„Es sungen drei Engel“ – „O Mensch! Gib acht!“

Gustav Mahlers dritte Sinfonie im Bukarester Athenäum

Am 15. Dezember waren das Sinfonieorchester und der Frauenchor der Philharmonie „George Enescu“, ergänzt durch den Kinderchor des Rumänischen Rundfunks, mit Gustav Mahlers dritter Sinfonie im Bukarester Athenäum zu hören. Gesangssolistin war die rumänische Mezzosopranistin Aura Twarowska, die auch als Solistin an der Wiener Staatsoper wirkt. Die musikalische Leitung des Abends hatte Cristian Măcelaru inne, Iosif Ion Prunner hatte den Frauenchor einstudiert und Voicu Popescu den von Mahler vorgeschriebenen Knabenchor, der in der Bukarester Version des Werkes allerdings, mit Ausnahme zweier Knäblein, durchweg aus Mädchen bestand.

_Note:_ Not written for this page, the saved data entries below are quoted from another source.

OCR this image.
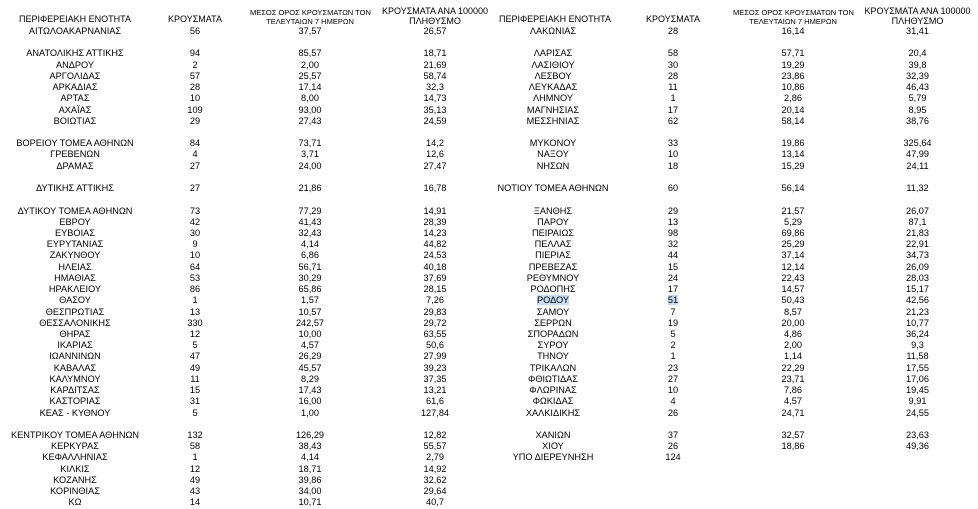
ΠΕΡΙΦΕΡΕΙΑΚΗ ΕΝΟΤΗΤΑ	ΚΡΟΥΣΜΑΤΑ
ΜΕΣΟΣ ΟΡΟΣ ΚΡΟΥΣΜΑΤΩΝ ΤΟΝ
ΤΕΛΕΥΤΑΙΩΝ 7 ΗΜΕΡΩΝ
ΚΡΟΥΣΜΑΤΑ ΑΝΑ 100000
ΠΛΗΘΥΣΜΟ	ΠΕΡΙΦΕΡΕΙΑΚΗ ΕΝΟΤΗΤΑ	ΚΡΟΥΣΜΑΤΑ
ΜΕΣΟΣ ΟΡΟΣ ΚΡΟΥΣΜΑΤΩΝ ΤΟΝ
ΤΕΛΕΥΤΑΙΩΝ 7 ΗΜΕΡΩΝ
ΚΡΟΥΣΜΑΤΑ ΑΝΑ 100000
ΠΛΗΘΥΣΜΟ
ΑΙΤΩΛΟΑΚΑΡΝΑΝΙΑΣ	56	37,57	26,57
ΑΝΑΤΟΛΙΚΗΣ ΑΤΤΙΚΗΣ	94	85,57	18,71
ΑΝΔΡΟΥ	2	2,00	21,69
ΑΡΓΟΛΙΔΑΣ	57	25,57	58,74
ΑΡΚΑΔΙΑΣ	28	17,14	32,3
ΑΡΤΑΣ	10	8,00	14,73
ΑΧΑΪΑΣ	109	93,00	35,13
ΒΟΙΩΤΙΑΣ	29	27,43	24,59
ΒΟΡΕΙΟΥ ΤΟΜΕΑ ΑΘΗΝΩΝ	84	73,71	14,2
ΓΡΕΒΕΝΩΝ	4	3,71	12,6
ΔΡΑΜΑΣ	27	24,00	27,47
ΔΥΤΙΚΗΣ ΑΤΤΙΚΗΣ	27	21,86	16,78
ΔΥΤΙΚΟΥ ΤΟΜΕΑ ΑΘΗΝΩΝ	73	77,29	14,91
ΕΒΡΟΥ	42	41,43	28,39
ΕΥΒΟΙΑΣ	30	32,43	14,23
ΕΥΡΥΤΑΝΙΑΣ	9	4,14	44,82
ΖΑΚΥΝΘΟΥ	10	6,86	24,53
ΗΛΕΙΑΣ	64	56,71	40,18
ΗΜΑΘΙΑΣ	53	30,29	37,69
ΗΡΑΚΛΕΙΟΥ	86	65,86	28,15
ΘΑΣΟΥ	1	1,57	7,26
ΘΕΣΠΡΩΤΙΑΣ	13	10,57	29,83
ΘΕΣΣΑΛΟΝΙΚΗΣ	330	242,57	29,72
ΘΗΡΑΣ	12	10,00	63,55
ΙΚΑΡΙΑΣ	5	4,57	50,6
ΙΩΑΝΝΙΝΩΝ	47	26,29	27,99
ΚΑΒΑΛΑΣ	49	45,57	39,23
ΚΑΛΥΜΝΟΥ	11	8,29	37,35
ΚΑΡΔΙΤΣΑΣ	15	17,43	13,21
ΚΑΣΤΟΡΙΑΣ	31	16,00	61,6
ΚΕΑΣ - ΚΥΘΝΟΥ	5	1,00	127,84
ΚΕΝΤΡΙΚΟΥ ΤΟΜΕΑ ΑΘΗΝΩΝ	132	126,29	12,82
ΚΕΡΚΥΡΑΣ	58	38,43	55,57
ΚΕΦΑΛΛΗΝΙΑΣ	1	4,14	2,79
ΚΙΛΚΙΣ	12	18,71	14,92
ΚΟΖΑΝΗΣ	49	39,86	32,62
ΚΟΡΙΝΘΙΑΣ	43	34,00	29,64
ΚΩ	14	10,71	40,7
ΛΑΚΩΝΙΑΣ	28	16,14	31,41
ΛΑΡΙΣΑΣ	58	57,71	20,4
ΛΑΣΙΘΙΟΥ	30	19,29	39,8
ΛΕΣΒΟΥ	28	23,86	32,39
ΛΕΥΚΑΔΑΣ	11	10,86	46,43
ΛΗΜΝΟΥ	1	2,86	5,79
ΜΑΓΝΗΣΙΑΣ	17	20,14	8,95
ΜΕΣΣΗΝΙΑΣ	62	58,14	38,76
ΜΥΚΟΝΟΥ	33	19,86	325,64
ΝΑΞΟΥ	10	13,14	47,99
ΝΗΣΩΝ	18	15,29	24,11
ΝΟΤΙΟΥ ΤΟΜΕΑ ΑΘΗΝΩΝ	60	56,14	11,32
ΞΑΝΘΗΣ	29	21,57	26,07
ΠΑΡΟΥ	13	5,29	87,1
ΠΕΙΡΑΙΩΣ	98	69,86	21,83
ΠΕΛΛΑΣ	32	25,29	22,91
ΠΙΕΡΙΑΣ	44	37,14	34,73
ΠΡΕΒΕΖΑΣ	15	12,14	26,09
ΡΕΘΥΜΝΟΥ	24	22,43	28,03
ΡΟΔΟΠΗΣ	17	14,57	15,17
ΡΟΔΟΥ	51	50,43	42,56
ΣΑΜΟΥ	7	8,57	21,23
ΣΕΡΡΩΝ	19	20,00	10,77
ΣΠΟΡΑΔΩΝ	5	4,86	36,24
ΣΥΡΟΥ	2	2,00	9,3
ΤΗΝΟΥ	1	1,14	11,58
ΤΡΙΚΑΛΩΝ	23	22,29	17,55
ΦΘΙΩΤΙΔΑΣ	27	23,71	17,06
ΦΛΩΡΙΝΑΣ	10	7,86	19,45
ΦΩΚΙΔΑΣ	4	4,57	9,91
ΧΑΛΚΙΔΙΚΗΣ	26	24,71	24,55
ΧΑΝΙΩΝ	37	32,57	23,63
ΧΙΟΥ	26	18,86	49,36
ΥΠΟ ΔΙΕΡΕΥΝΗΣΗ	124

Das monumentale Werk, das im Bukarester Athenäum einhundert Minuten dauerte und ohne Pause dargeboten wurde, reiht sich in den Reigen derjenigen Mahlerschen Sinfonien ein, in denen der Komponist Texte aus der von Achim von Arnim und Clemens Brentano herausgegebenen romantischen Liedersammlung „Des Knaben Wunderhorn“ vertonte. Brachte die vorausgegangene zweite Sinfonie die Lieder „Des Antonius von Padua Fischpredigt“ und „Urlicht“ melodisch zur Geltung, ließ die nachfolgende vierte Sinfonie das Lied „Der Himmel hängt voller Geigen“ erklingen, so brachte die dritte Sinfonie im Bukarester Athenäum ein Lied zu Gehör, das in der Wunderhorn-Sammlung den Titel „Armer Kinder Bettlerlied“ trägt.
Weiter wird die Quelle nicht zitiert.